Kamo looked self-conscious as he assumed his chair opposite Saskia. Under cover of the mechanical noise of the carriage, and the resumed conversations, he said, ‘So, tell me why you jumped from the train all those months ago. What did it have to do with the gentleman from the government?’
No preamble, then. Saskia attended to those elements of physiology that would betray her lies, and began with, ‘He would have posted men at the station.’ She divided a croissant with a knife. ‘They would have arrested me. I needed to jump prior to the train’s arrival. Surely you can see that.’

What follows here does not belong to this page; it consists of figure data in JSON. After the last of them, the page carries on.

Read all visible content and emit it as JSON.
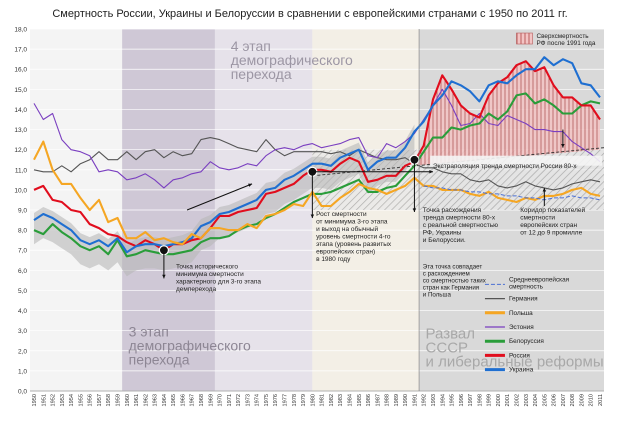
{
  "chart_data": {
    "type": "line",
    "title": "Смертность России, Украины и Белоруссии в сравнении с европейскими странами с 1950 по 2011 гг.",
    "xlabel": "",
    "ylabel": "",
    "ylim": [
      0,
      18
    ],
    "yticks": [
      "0,0",
      "1,0",
      "2,0",
      "3,0",
      "4,0",
      "5,0",
      "6,0",
      "7,0",
      "8,0",
      "9,0",
      "10,0",
      "11,0",
      "12,0",
      "13,0",
      "14,0",
      "15,0",
      "16,0",
      "17,0",
      "18,0"
    ],
    "x": [
      1950,
      1951,
      1952,
      1953,
      1954,
      1955,
      1956,
      1957,
      1958,
      1959,
      1960,
      1961,
      1962,
      1963,
      1964,
      1965,
      1966,
      1967,
      1968,
      1969,
      1970,
      1971,
      1972,
      1973,
      1974,
      1975,
      1976,
      1977,
      1978,
      1979,
      1980,
      1981,
      1982,
      1983,
      1984,
      1985,
      1986,
      1987,
      1988,
      1989,
      1990,
      1991,
      1992,
      1993,
      1994,
      1995,
      1996,
      1997,
      1998,
      1999,
      2000,
      2001,
      2002,
      2003,
      2004,
      2005,
      2006,
      2007,
      2008,
      2009,
      2010,
      2011
    ],
    "xtick_labels": [
      "1950",
      "1951",
      "1952",
      "1953",
      "1954",
      "1955",
      "1956",
      "1957",
      "1958",
      "1959",
      "1960",
      "1961",
      "1962",
      "1963",
      "1964",
      "1965",
      "1966",
      "1967",
      "1968",
      "1969",
      "1970",
      "1971",
      "1972",
      "1973",
      "1974",
      "1975",
      "1976",
      "1977",
      "1978",
      "1979",
      "1980",
      "1981",
      "1982",
      "1983",
      "1984",
      "1985",
      "1986",
      "1987",
      "1988",
      "1989",
      "1990",
      "1991",
      "1992",
      "1993",
      "1994",
      "1995",
      "1996",
      "1997",
      "1998",
      "1999",
      "2000",
      "2001",
      "2002",
      "2003",
      "2004",
      "2005",
      "2006",
      "2007",
      "2008",
      "2009",
      "2010",
      "2011"
    ],
    "series": [
      {
        "name": "Германия",
        "color": "#555555",
        "values": [
          11.0,
          10.9,
          10.9,
          11.2,
          10.9,
          11.3,
          11.5,
          11.9,
          11.5,
          11.5,
          11.9,
          11.5,
          11.9,
          12.0,
          11.6,
          11.9,
          11.7,
          11.8,
          12.5,
          12.6,
          12.5,
          12.3,
          12.1,
          12.0,
          11.9,
          12.5,
          12.0,
          11.7,
          11.9,
          11.9,
          11.9,
          11.9,
          11.8,
          11.9,
          11.7,
          12.0,
          11.8,
          11.6,
          11.5,
          11.5,
          11.6,
          11.3,
          11.1,
          11.1,
          10.9,
          10.8,
          10.8,
          10.5,
          10.4,
          10.5,
          10.2,
          10.1,
          10.2,
          10.4,
          10.2,
          10.1,
          10.0,
          10.1,
          10.3,
          10.4,
          10.5,
          10.4
        ]
      },
      {
        "name": "Эстония",
        "color": "#7a3fc0",
        "values": [
          14.3,
          13.5,
          13.8,
          12.5,
          12.0,
          11.9,
          11.7,
          10.9,
          11.0,
          10.9,
          10.5,
          10.6,
          10.8,
          10.5,
          10.1,
          10.5,
          10.6,
          10.8,
          10.9,
          11.4,
          11.1,
          11.0,
          11.1,
          11.3,
          11.2,
          11.7,
          12.0,
          12.1,
          12.0,
          12.2,
          12.3,
          12.1,
          12.2,
          12.3,
          12.5,
          12.6,
          11.7,
          11.6,
          12.3,
          12.1,
          12.4,
          12.8,
          13.5,
          14.2,
          15.0,
          14.2,
          13.2,
          13.3,
          13.8,
          13.3,
          13.2,
          13.7,
          13.5,
          13.3,
          13.0,
          13.0,
          12.9,
          12.9,
          12.4,
          12.1,
          11.8,
          11.4
        ]
      },
      {
        "name": "Белоруссия",
        "color": "#2a9d3a",
        "values": [
          8.0,
          7.8,
          8.3,
          7.9,
          7.6,
          7.2,
          7.0,
          7.2,
          6.8,
          7.5,
          6.7,
          6.8,
          7.0,
          6.9,
          6.8,
          6.8,
          6.9,
          7.0,
          7.4,
          7.6,
          7.6,
          7.7,
          8.0,
          8.2,
          8.3,
          8.6,
          8.8,
          9.1,
          9.4,
          9.6,
          9.8,
          9.8,
          9.9,
          10.1,
          10.3,
          10.5,
          9.9,
          9.9,
          10.1,
          10.2,
          10.7,
          11.2,
          11.9,
          12.6,
          12.6,
          13.1,
          13.0,
          13.2,
          13.3,
          13.8,
          13.5,
          13.9,
          14.7,
          14.8,
          14.3,
          14.5,
          14.2,
          13.8,
          13.8,
          14.2,
          14.4,
          14.3
        ]
      },
      {
        "name": "Россия",
        "color": "#e10d1d",
        "values": [
          10.0,
          10.2,
          9.5,
          9.4,
          9.0,
          8.9,
          8.3,
          8.1,
          7.8,
          7.7,
          7.4,
          7.2,
          7.5,
          7.3,
          7.0,
          7.3,
          7.3,
          7.5,
          7.6,
          8.1,
          8.7,
          8.7,
          8.9,
          9.0,
          9.1,
          9.8,
          9.9,
          10.1,
          10.3,
          10.7,
          11.0,
          11.0,
          10.9,
          11.3,
          11.6,
          11.4,
          10.4,
          10.5,
          10.7,
          10.7,
          11.2,
          11.4,
          12.2,
          14.5,
          15.7,
          15.0,
          14.2,
          13.8,
          13.6,
          14.7,
          15.3,
          15.6,
          16.2,
          16.4,
          15.9,
          16.1,
          15.2,
          14.6,
          14.6,
          14.2,
          14.2,
          13.5
        ]
      },
      {
        "name": "Украина",
        "color": "#1f6fd1",
        "values": [
          8.5,
          8.8,
          8.6,
          8.3,
          8.0,
          7.5,
          7.3,
          7.5,
          7.2,
          7.6,
          6.9,
          7.2,
          7.3,
          7.3,
          7.2,
          7.3,
          7.4,
          7.6,
          8.2,
          8.4,
          8.8,
          8.9,
          9.1,
          9.3,
          9.5,
          10.0,
          10.1,
          10.5,
          10.7,
          11.0,
          11.3,
          11.3,
          11.2,
          11.6,
          11.8,
          12.0,
          11.0,
          11.4,
          11.6,
          11.6,
          12.1,
          12.9,
          13.4,
          14.2,
          14.7,
          15.4,
          15.2,
          14.9,
          14.4,
          15.2,
          15.4,
          15.3,
          15.7,
          16.0,
          16.0,
          16.6,
          16.2,
          16.5,
          16.3,
          15.3,
          15.2,
          14.6
        ]
      },
      {
        "name": "Польша",
        "color": "#f5a623",
        "values": [
          11.5,
          12.4,
          11.0,
          10.3,
          10.3,
          9.6,
          9.0,
          9.5,
          8.4,
          8.6,
          7.6,
          7.6,
          7.9,
          7.5,
          7.6,
          7.4,
          7.3,
          7.8,
          7.6,
          8.1,
          8.1,
          8.0,
          8.0,
          8.3,
          8.1,
          8.7,
          8.8,
          9.0,
          9.3,
          9.2,
          9.9,
          9.2,
          9.2,
          9.6,
          9.9,
          10.3,
          10.1,
          10.0,
          9.8,
          10.0,
          10.2,
          10.6,
          10.2,
          10.2,
          10.0,
          10.0,
          10.0,
          9.8,
          9.7,
          9.9,
          9.6,
          9.5,
          9.4,
          9.6,
          9.5,
          9.7,
          9.7,
          9.8,
          10.0,
          10.1,
          9.8,
          9.7
        ]
      },
      {
        "name": "Среднеевропейская смертность",
        "color": "#4a6fd4",
        "values": [
          null,
          null,
          null,
          null,
          null,
          null,
          null,
          null,
          null,
          null,
          null,
          null,
          null,
          null,
          null,
          null,
          null,
          null,
          null,
          null,
          null,
          null,
          null,
          null,
          null,
          null,
          null,
          null,
          null,
          null,
          null,
          null,
          null,
          null,
          null,
          null,
          null,
          null,
          null,
          null,
          null,
          null,
          10.2,
          10.1,
          10.1,
          10.0,
          10.0,
          9.9,
          9.9,
          9.8,
          9.8,
          9.7,
          9.7,
          9.6,
          9.6,
          9.5,
          9.6,
          9.6,
          9.7,
          9.6,
          9.6,
          9.5
        ]
      }
    ],
    "annotations": {
      "stage3": "3 этап\nдемографического\nперехода",
      "stage4": "4 этап\nдемографического\nперехода",
      "collapse": "Развал\nСССР\nи либеральные реформы",
      "excess_legend": "Сверхсмертность\nРФ после 1991 года",
      "extrapolation": "Экстраполяция тренда смертности России 80-х",
      "point_min": "Точка исторического\nминимума смертности\nхарактерного для 3-го этапа\nдемперехода",
      "growth": "Рост смертности\nот минимума 3-го этапа\nи выход на обычный\nуровень смертности 4-го\nэтапа (уровень развитых\nевропейских стран)\nв 1980 году",
      "divergence": "Точка расхождения\nтренда смертности 80-х\nс реальной смертностью\nРФ, Украины\nи Белоруссии.",
      "coincidence": "Эта точка совпадает\nс расхождением\nсо смертностью таких\nстран как Германия\nи Польша",
      "corridor": "Коридор показателей\nсмертности\nевропейских стран\nот 12 до 9 промилле"
    },
    "legend_placement": "bottom-right"
  }
}
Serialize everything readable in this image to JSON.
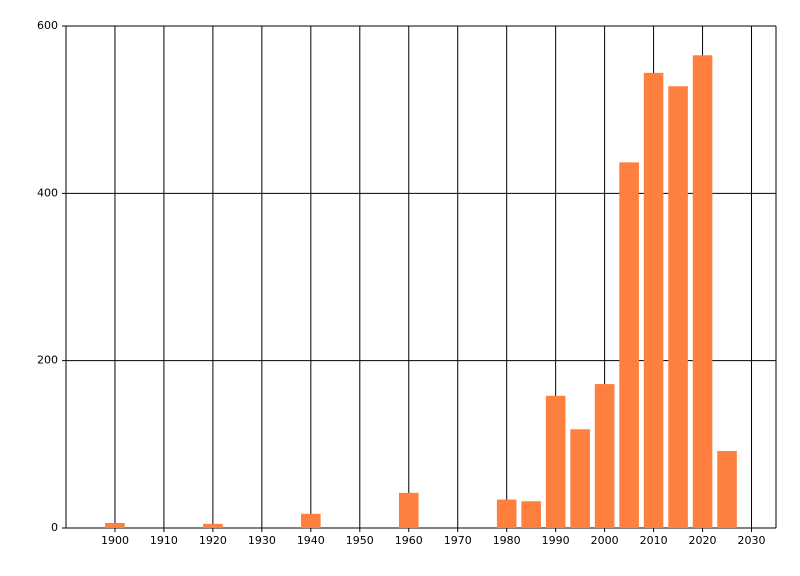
{
  "chart_data": {
    "type": "bar",
    "x": [
      1900,
      1920,
      1940,
      1960,
      1980,
      1985,
      1990,
      1995,
      2000,
      2005,
      2010,
      2015,
      2020,
      2025
    ],
    "values": [
      6,
      5,
      17,
      42,
      34,
      32,
      158,
      118,
      172,
      437,
      544,
      528,
      565,
      92
    ],
    "color": "#ff7f3f",
    "xlim": [
      1890,
      2035
    ],
    "xticks": [
      1900,
      1910,
      1920,
      1930,
      1940,
      1950,
      1960,
      1970,
      1980,
      1990,
      2000,
      2010,
      2020,
      2030
    ],
    "ylim": [
      0,
      600
    ],
    "yticks": [
      0,
      200,
      400,
      600
    ],
    "grid": true
  }
}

She remembered clinging to the side of the train as it approached the tunnel. The sting of the sooty air. The cold. And then the shared look of surprise with her pursuer, leaning from the train with a gun.

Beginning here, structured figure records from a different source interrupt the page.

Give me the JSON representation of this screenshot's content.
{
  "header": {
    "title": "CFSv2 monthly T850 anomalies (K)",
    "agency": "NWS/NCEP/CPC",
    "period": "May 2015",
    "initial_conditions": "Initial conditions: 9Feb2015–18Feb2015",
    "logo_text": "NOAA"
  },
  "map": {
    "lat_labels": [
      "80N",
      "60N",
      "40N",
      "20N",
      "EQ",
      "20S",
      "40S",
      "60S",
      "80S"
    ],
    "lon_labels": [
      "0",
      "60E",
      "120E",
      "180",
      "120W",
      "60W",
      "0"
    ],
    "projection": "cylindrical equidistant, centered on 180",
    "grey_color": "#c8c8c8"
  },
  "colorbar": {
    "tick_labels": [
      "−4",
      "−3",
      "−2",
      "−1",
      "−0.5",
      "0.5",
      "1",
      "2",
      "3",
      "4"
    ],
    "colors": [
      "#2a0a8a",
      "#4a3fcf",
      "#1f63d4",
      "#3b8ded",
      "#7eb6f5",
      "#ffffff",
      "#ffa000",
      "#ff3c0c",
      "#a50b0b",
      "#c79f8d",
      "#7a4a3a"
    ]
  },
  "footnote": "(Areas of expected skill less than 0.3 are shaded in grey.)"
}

‘Odd that you should jump only minutes after I had.’
‘Not so odd.’
‘Tell me about this man. His name?’
Saskia considered lying about this, but there was no true benefit beyond the muddying of Kamo’s thoughts. The cost of the lie was difficult to calculate.
‘He introduced himself as Draganov,’ she said.

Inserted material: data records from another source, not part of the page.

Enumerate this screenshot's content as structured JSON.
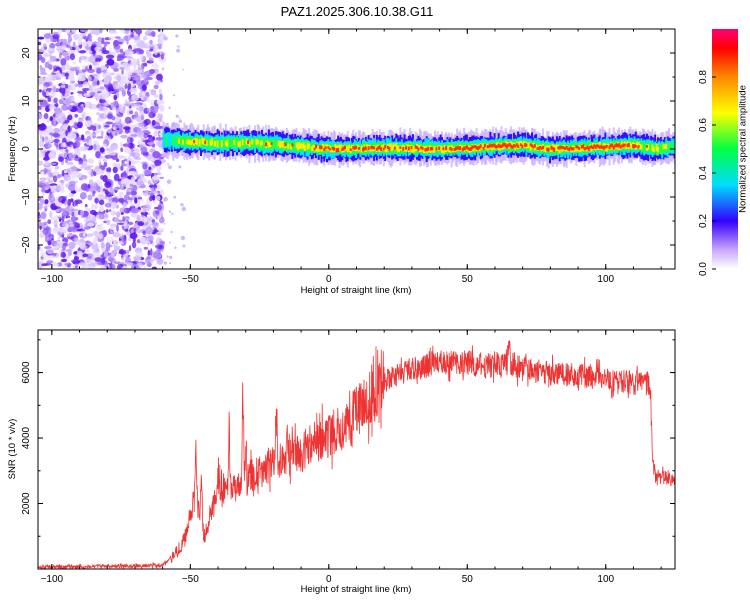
{
  "title": "PAZ1.2025.306.10.38.G11",
  "chart_data": [
    {
      "type": "heatmap",
      "xlabel": "Height of straight line (km)",
      "ylabel": "Frequency (Hz)",
      "xlim": [
        -105,
        125
      ],
      "ylim": [
        -25,
        25
      ],
      "xticks": [
        -100,
        -50,
        0,
        50,
        100
      ],
      "yticks": [
        -20,
        -10,
        0,
        10,
        20
      ],
      "colorbar": {
        "label": "Normalized spectral amplitude",
        "range": [
          0,
          1
        ],
        "ticks": [
          0.0,
          0.2,
          0.4,
          0.6,
          0.8
        ]
      },
      "noise_region_x": [
        -105,
        -60
      ],
      "signal_ridge": {
        "x": [
          -60,
          -50,
          -40,
          -30,
          -20,
          -10,
          0,
          10,
          20,
          30,
          40,
          50,
          60,
          70,
          80,
          90,
          100,
          110,
          118,
          125
        ],
        "frequency": [
          1.8,
          1.5,
          1.2,
          1.3,
          1.0,
          0.5,
          0.0,
          0.1,
          0.3,
          0.2,
          0.0,
          0.2,
          0.6,
          0.8,
          0.0,
          0.2,
          0.5,
          0.8,
          0.0,
          0.5
        ],
        "amplitude": [
          0.45,
          0.75,
          0.65,
          0.7,
          0.72,
          0.7,
          0.85,
          0.8,
          0.85,
          0.8,
          0.82,
          0.85,
          0.9,
          0.9,
          0.88,
          0.85,
          0.88,
          0.85,
          0.65,
          0.55
        ]
      }
    },
    {
      "type": "line",
      "xlabel": "Height of straight line (km)",
      "ylabel": "SNR (10 * v/v)",
      "xlim": [
        -105,
        125
      ],
      "ylim": [
        0,
        7300
      ],
      "xticks": [
        -100,
        -50,
        0,
        50,
        100
      ],
      "yticks": [
        2000,
        4000,
        6000
      ],
      "color": "#ee3333",
      "x": [
        -105,
        -100,
        -90,
        -80,
        -70,
        -60,
        -56,
        -52,
        -50,
        -48,
        -45,
        -40,
        -35,
        -30,
        -25,
        -20,
        -15,
        -10,
        -5,
        0,
        5,
        10,
        15,
        20,
        25,
        30,
        40,
        50,
        60,
        65,
        70,
        80,
        90,
        100,
        105,
        110,
        116,
        117,
        118,
        120,
        125
      ],
      "y": [
        50,
        60,
        70,
        80,
        90,
        120,
        400,
        900,
        1800,
        2200,
        1000,
        2500,
        2400,
        2800,
        2900,
        3200,
        3400,
        3600,
        3900,
        4100,
        4400,
        4800,
        5200,
        5700,
        5900,
        6100,
        6300,
        6300,
        6200,
        6300,
        6100,
        6000,
        5900,
        5800,
        5700,
        5700,
        5650,
        3300,
        2800,
        2800,
        2700
      ],
      "spikes": [
        {
          "x": -48,
          "y": 4300
        },
        {
          "x": -46,
          "y": 3200
        },
        {
          "x": -40,
          "y": 3000
        },
        {
          "x": -36,
          "y": 4700
        },
        {
          "x": -31,
          "y": 5700
        },
        {
          "x": -30,
          "y": 3500
        },
        {
          "x": -19,
          "y": 5400
        },
        {
          "x": -15,
          "y": 4000
        },
        {
          "x": 65,
          "y": 7300
        },
        {
          "x": 97,
          "y": 6700
        }
      ]
    }
  ]
}
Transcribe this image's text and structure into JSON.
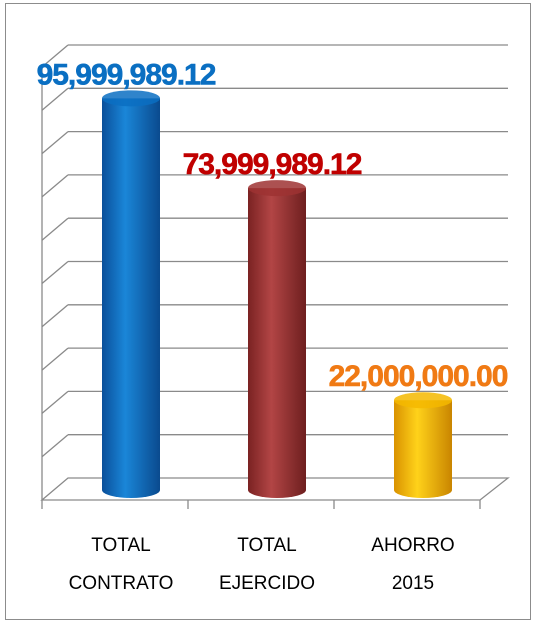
{
  "chart_data": {
    "type": "bar",
    "title": "",
    "xlabel": "",
    "ylabel": "",
    "ylim": [
      0,
      100000000
    ],
    "grid": true,
    "categories": [
      [
        "TOTAL",
        "CONTRATO"
      ],
      [
        "TOTAL",
        "EJERCIDO"
      ],
      [
        "AHORRO",
        "2015"
      ]
    ],
    "values": [
      95999989.12,
      73999989.12,
      22000000.0
    ],
    "value_labels": [
      "95,999,989.12",
      "73,999,989.12",
      "22,000,000.00"
    ],
    "colors": [
      "#0a6fc2",
      "#9e3333",
      "#f5b800"
    ],
    "label_colors": [
      "#0a6fc2",
      "#c00000",
      "#f07a14"
    ]
  }
}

Kamo nodded. It struck her as confirmatory. Kamo knew Draganov’s name, then. How?
‘When you and I were three hours from St Petersburg,’ she said, ‘I returned to my compartment. Remember?’
‘You complained of a headache,’ Kamo said. His words were neutral and his countenance steady. He might have been reading the menu.
‘I was intercepted by the tall gentleman whom you recognised as an officer of the Special Section. Will you tell me how you recognised him?’
Kamo put his hands on the table and laced the fingers at the tips. ‘No, I cannot.’
‘He seemed friendly,’ Saskia continued. She made an effort to picture the scene. It made the lie easier. ‘He introduced himself as Draganov. He told me he had been waiting for a chance to get me alone. I tried to interpret this as a proposition and dismiss him, but he was too competent an agent to fall for that.’
‘Never mind his competence,’ said Kamo. ‘I have my own opinion of that. What did he say to you?’
Saskia passed a slice of croissant into her mouth. Kamo had been piqued by her description. That was good. He was falling for the story. She chewed longer than necessary, and said, ‘While you were entertaining those ladies in the lounge with stories of valour, Draganov attempted to recruit me as a double agent.’
‘His leverage?’ said Kamo. His blink rate had increased. That inscrutable property that nobody, not even his best friend, had fully divined—Kamo’s intellect—was dancing about her story.
‘As I recall,’ Saskia continued, in a casual tone, ‘he had no leverage. That is, he did not know the significance of what we were escorting, or that we were escorting anything. It was a routine action for a man who was used to turning agents. He offered me money and protection; a certificate of conduct should I need it; and enough money to retire on the Crimean.’
Kamo stroked his whiskers. His wounded eye was weeping but the other was bright.
‘I wonder at that, my dear. I do wonder. These men of the Special Section rarely risk announcing themselves.’
‘This one did.’
‘He wished to entrap you?’
‘No.’
‘But he must have noticed the absence of your hand. That is a particularly distinguishing feature. And let us also note that he told you his name.’
‘No. He told me a name, Ter-Petrossian.’
His expression frosted. ‘Say that once more and I’ll cut a second cunt in your neck.’